Gli studi epidemiologici ci insegnano che le dimensioni sociali come istruzione, classe sociale, reddito e ricchezza hanno un impatto significativo sulla salute lungo l’arco della vita. Ed è al contempo ormai evidente a tutti noi, cittadine e cittadini, quanto la salute sia influenzata dalla distribuzione disuguale di beni e risorse e che questo riguardi anche le città e i luoghi ritenuti ad alto livello di benessere e protezione sociale.

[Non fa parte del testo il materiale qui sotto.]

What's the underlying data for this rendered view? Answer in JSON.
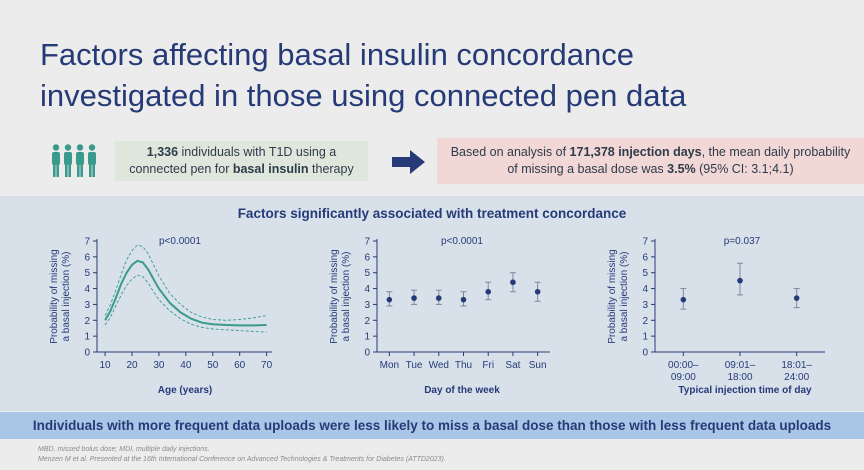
{
  "title_line1": "Factors affecting basal insulin concordance",
  "title_line2": "investigated in those using connected pen data",
  "info_left": {
    "count": "1,336",
    "text1": " individuals with T1D using a",
    "text2a": "connected pen for ",
    "text2b": "basal insulin",
    "text2c": " therapy"
  },
  "info_right": {
    "line1a": "Based on analysis of ",
    "line1b": "171,378 injection days",
    "line1c": ", the mean daily probability",
    "line2a": "of missing a basal dose was ",
    "line2b": "3.5%",
    "line2c": " (95% CI: 3.1;4.1)"
  },
  "panel_title": "Factors significantly associated with treatment concordance",
  "footer_statement": "Individuals with more frequent data uploads were less likely to miss a basal dose than those with less frequent data uploads",
  "footnote1": "MBD, missed bolus dose; MDI, multiple daily injections.",
  "footnote2": "Menzen M et al. Presented at the 16th International Conference on Advanced Technologies & Treatments for Diabetes (ATTD2023).",
  "colors": {
    "line": "#3a9a8c",
    "point": "#263a78",
    "axis": "#263a78",
    "title": "#263a78"
  },
  "chart_data": [
    {
      "type": "line",
      "xlabel": "Age (years)",
      "ylabel_line1": "Probability of missing",
      "ylabel_line2": "a basal injection (%)",
      "annotation": "p<0.0001",
      "xticks": [
        10,
        20,
        30,
        40,
        50,
        60,
        70
      ],
      "yticks": [
        0,
        1,
        2,
        3,
        4,
        5,
        6,
        7
      ],
      "xlim": [
        7,
        72
      ],
      "ylim": [
        0,
        7
      ],
      "series": [
        {
          "role": "estimate",
          "x": [
            10,
            12,
            14,
            16,
            18,
            20,
            22,
            24,
            26,
            28,
            30,
            34,
            38,
            42,
            46,
            50,
            55,
            60,
            65,
            70
          ],
          "y": [
            2.0,
            2.6,
            3.4,
            4.3,
            5.0,
            5.5,
            5.75,
            5.65,
            5.2,
            4.6,
            4.0,
            3.1,
            2.5,
            2.1,
            1.85,
            1.75,
            1.7,
            1.68,
            1.68,
            1.7
          ]
        },
        {
          "role": "upper_ci",
          "x": [
            10,
            12,
            14,
            16,
            18,
            20,
            22,
            24,
            26,
            28,
            30,
            34,
            38,
            42,
            46,
            50,
            55,
            60,
            65,
            70
          ],
          "y": [
            2.3,
            3.0,
            3.9,
            4.9,
            5.8,
            6.4,
            6.75,
            6.65,
            6.2,
            5.5,
            4.8,
            3.7,
            3.0,
            2.5,
            2.2,
            2.05,
            2.0,
            2.05,
            2.15,
            2.3
          ]
        },
        {
          "role": "lower_ci",
          "x": [
            10,
            12,
            14,
            16,
            18,
            20,
            22,
            24,
            26,
            28,
            30,
            34,
            38,
            42,
            46,
            50,
            55,
            60,
            65,
            70
          ],
          "y": [
            1.7,
            2.2,
            2.9,
            3.6,
            4.2,
            4.6,
            4.85,
            4.75,
            4.35,
            3.8,
            3.3,
            2.6,
            2.1,
            1.75,
            1.55,
            1.45,
            1.4,
            1.35,
            1.3,
            1.25
          ]
        }
      ]
    },
    {
      "type": "scatter",
      "xlabel": "Day of the week",
      "ylabel_line1": "Probability of missing",
      "ylabel_line2": "a basal injection (%)",
      "annotation": "p<0.0001",
      "categories": [
        "Mon",
        "Tue",
        "Wed",
        "Thu",
        "Fri",
        "Sat",
        "Sun"
      ],
      "yticks": [
        0,
        1,
        2,
        3,
        4,
        5,
        6,
        7
      ],
      "ylim": [
        0,
        7
      ],
      "values": [
        3.3,
        3.4,
        3.4,
        3.3,
        3.8,
        4.4,
        3.8
      ],
      "ci_low": [
        2.9,
        3.0,
        3.0,
        2.9,
        3.3,
        3.8,
        3.2
      ],
      "ci_high": [
        3.8,
        3.9,
        3.9,
        3.8,
        4.4,
        5.0,
        4.4
      ]
    },
    {
      "type": "scatter",
      "xlabel": "Typical injection time of day",
      "ylabel_line1": "Probability of missing",
      "ylabel_line2": "a basal injection (%)",
      "annotation": "p=0.037",
      "categories": [
        [
          "00:00–",
          "09:00"
        ],
        [
          "09:01–",
          "18:00"
        ],
        [
          "18:01–",
          "24:00"
        ]
      ],
      "yticks": [
        0,
        1,
        2,
        3,
        4,
        5,
        6,
        7
      ],
      "ylim": [
        0,
        7
      ],
      "values": [
        3.3,
        4.5,
        3.4
      ],
      "ci_low": [
        2.7,
        3.6,
        2.8
      ],
      "ci_high": [
        4.0,
        5.6,
        4.0
      ]
    }
  ]
}
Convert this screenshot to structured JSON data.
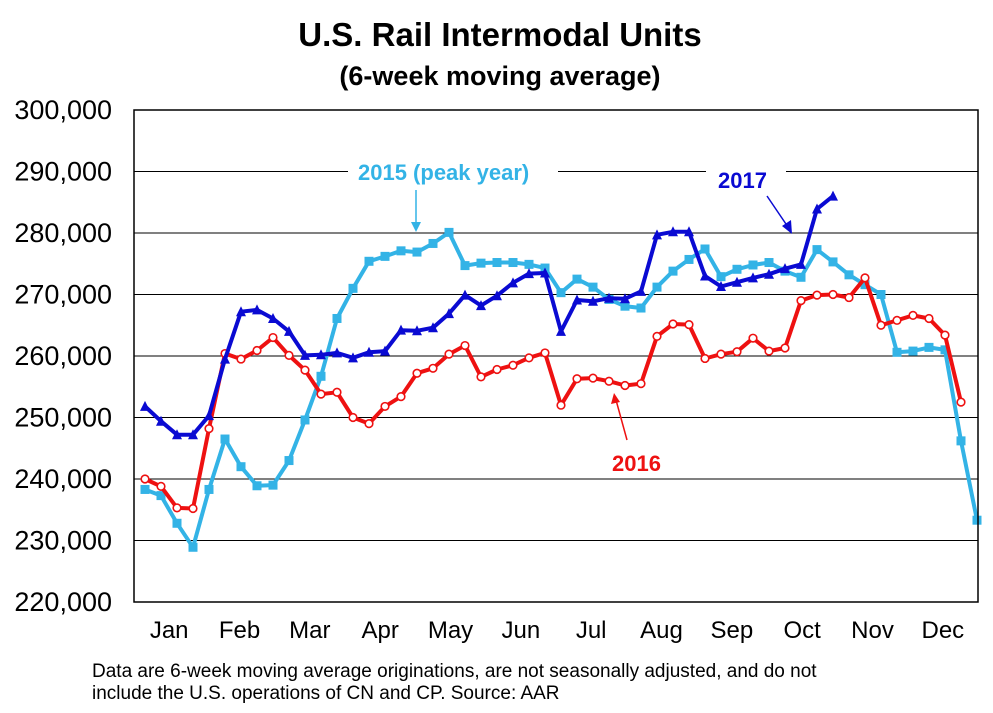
{
  "chart_data": {
    "type": "line",
    "title": "U.S. Rail Intermodal Units",
    "subtitle": "(6-week moving average)",
    "ylim": [
      220000,
      300000
    ],
    "ytick_labels": [
      "220,000",
      "230,000",
      "240,000",
      "250,000",
      "260,000",
      "270,000",
      "280,000",
      "290,000",
      "300,000"
    ],
    "ytick_values": [
      220000,
      230000,
      240000,
      250000,
      260000,
      270000,
      280000,
      290000,
      300000
    ],
    "x_weeks": 52,
    "month_labels": [
      "Jan",
      "Feb",
      "Mar",
      "Apr",
      "May",
      "Jun",
      "Jul",
      "Aug",
      "Sep",
      "Oct",
      "Nov",
      "Dec"
    ],
    "grid": true,
    "series": [
      {
        "name": "2015 (peak year)",
        "color": "#33B3E6",
        "marker": "square",
        "values": [
          238300,
          237300,
          232800,
          228900,
          238300,
          246500,
          242000,
          238900,
          239000,
          243000,
          249600,
          256700,
          266100,
          271000,
          275400,
          276200,
          277100,
          276900,
          278300,
          280100,
          274700,
          275100,
          275200,
          275200,
          274900,
          274300,
          270300,
          272500,
          271200,
          269200,
          268100,
          267800,
          271200,
          273800,
          275700,
          277400,
          272900,
          274100,
          274800,
          275200,
          273800,
          272800,
          277300,
          275300,
          273200,
          271600,
          270000,
          260600,
          260800,
          261400,
          261000,
          246200,
          233300
        ]
      },
      {
        "name": "2016",
        "color": "#EE1111",
        "marker": "circle",
        "values": [
          240000,
          238800,
          235300,
          235200,
          248200,
          260400,
          259500,
          260900,
          263000,
          260100,
          257700,
          253800,
          254100,
          250000,
          249000,
          251800,
          253400,
          257200,
          258000,
          260300,
          261700,
          256600,
          257800,
          258500,
          259700,
          260500,
          252000,
          256300,
          256400,
          255900,
          255200,
          255500,
          263200,
          265200,
          265100,
          259600,
          260300,
          260700,
          262900,
          260800,
          261300,
          269000,
          269900,
          270000,
          269500,
          272700,
          265000,
          265800,
          266600,
          266100,
          263400,
          252500
        ]
      },
      {
        "name": "2017",
        "color": "#0A0AD2",
        "marker": "triangle",
        "values": [
          251800,
          249400,
          247200,
          247200,
          250300,
          259500,
          267200,
          267500,
          266100,
          264000,
          260100,
          260200,
          260500,
          259700,
          260600,
          260800,
          264200,
          264100,
          264600,
          266900,
          269900,
          268200,
          269800,
          271900,
          273400,
          273500,
          264000,
          269100,
          268900,
          269400,
          269300,
          270500,
          279700,
          280200,
          280200,
          273000,
          271300,
          272000,
          272700,
          273300,
          274200,
          274900,
          283900,
          286000
        ]
      }
    ],
    "annotations": {
      "label_2015": "2015 (peak year)",
      "label_2016": "2016",
      "label_2017": "2017"
    },
    "footnote": [
      "Data are 6-week moving average originations, are not seasonally adjusted, and do not",
      "include the U.S. operations of CN and CP.   Source: AAR"
    ]
  }
}
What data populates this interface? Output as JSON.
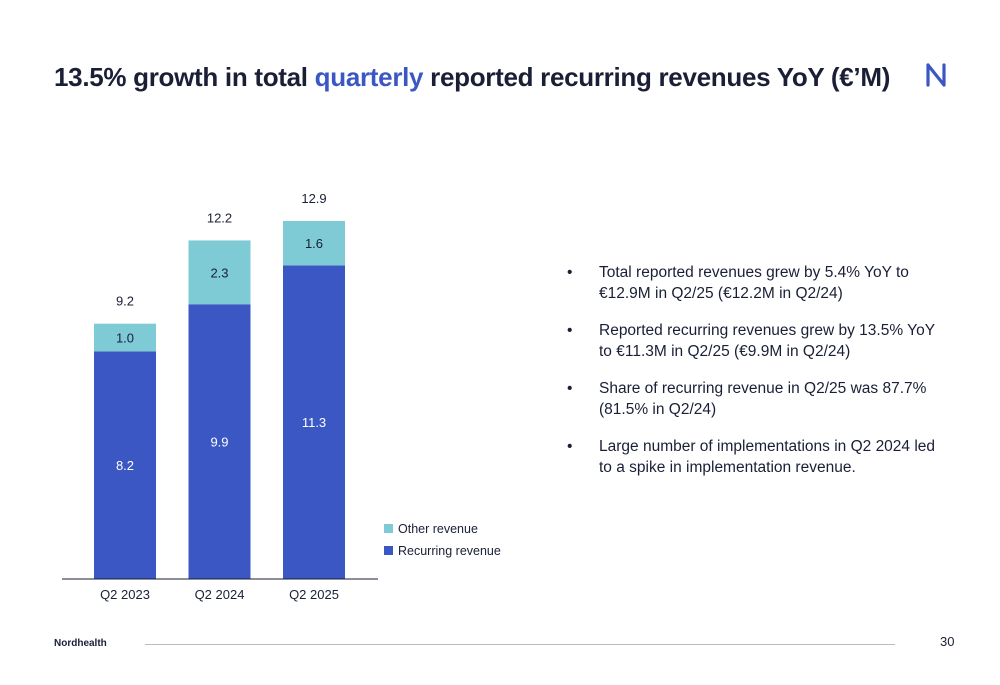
{
  "title": {
    "part1": "13.5% growth in total ",
    "accent": "quarterly",
    "part2": " reported recurring revenues YoY (€’M)"
  },
  "logo_icon": "nordhealth-logo-icon",
  "colors": {
    "accent": "#3b57c4",
    "recurring": "#3b57c4",
    "other": "#7ecbd6",
    "text": "#1a1f36"
  },
  "chart_data": {
    "type": "bar",
    "stacked": true,
    "categories": [
      "Q2 2023",
      "Q2 2024",
      "Q2 2025"
    ],
    "series": [
      {
        "name": "Recurring revenue",
        "values": [
          8.2,
          9.9,
          11.3
        ]
      },
      {
        "name": "Other revenue",
        "values": [
          1.0,
          2.3,
          1.6
        ]
      }
    ],
    "totals": [
      9.2,
      12.2,
      12.9
    ],
    "ylim": [
      0,
      13
    ],
    "legend_position": "right",
    "grid": false,
    "xlabel": "",
    "ylabel": ""
  },
  "bullets": [
    "Total reported revenues grew by 5.4% YoY to €12.9M in Q2/25 (€12.2M in Q2/24)",
    "Reported recurring revenues grew by 13.5% YoY to €11.3M in Q2/25 (€9.9M in Q2/24)",
    "Share of recurring revenue in Q2/25 was 87.7% (81.5% in Q2/24)",
    "Large number of implementations in Q2 2024 led to a spike in implementation revenue."
  ],
  "bullet_char": "•",
  "footer": {
    "brand": "Nordhealth",
    "page": "30"
  }
}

Le persone considerate vulnerabili, spesso residenti in aree svantaggiate, possiedono minori risorse e capacità di evitare impatti negativi sulla propria salute. Tuttavia, se riescono a sviluppare capacità di resilienza, possono migliorare le loro condizioni di vita. Il capitale sociale si rivela essenziale, funzionando sia come una rete di relazioni interpersonali, sia come una risorsa personale utilizzata per conseguire obiettivi specifici e fronteggiare le situazioni critiche. Le persone in zone svantaggiate spesso hanno accesso limitato a questo capitale, esprimono minore fiducia e coesione sociale. I servizi socio-sanitari, quindi, possono giocare un ruolo fondamentale nel promuovere la salute in queste aree, ampliando il raggio del proprio intervento dalle prestazioni tecniche alla costruzione di capitale sociale, per aumentare le capacità individuali e collettive e per ridurre la frammentazione e la burocrazia dei servizi.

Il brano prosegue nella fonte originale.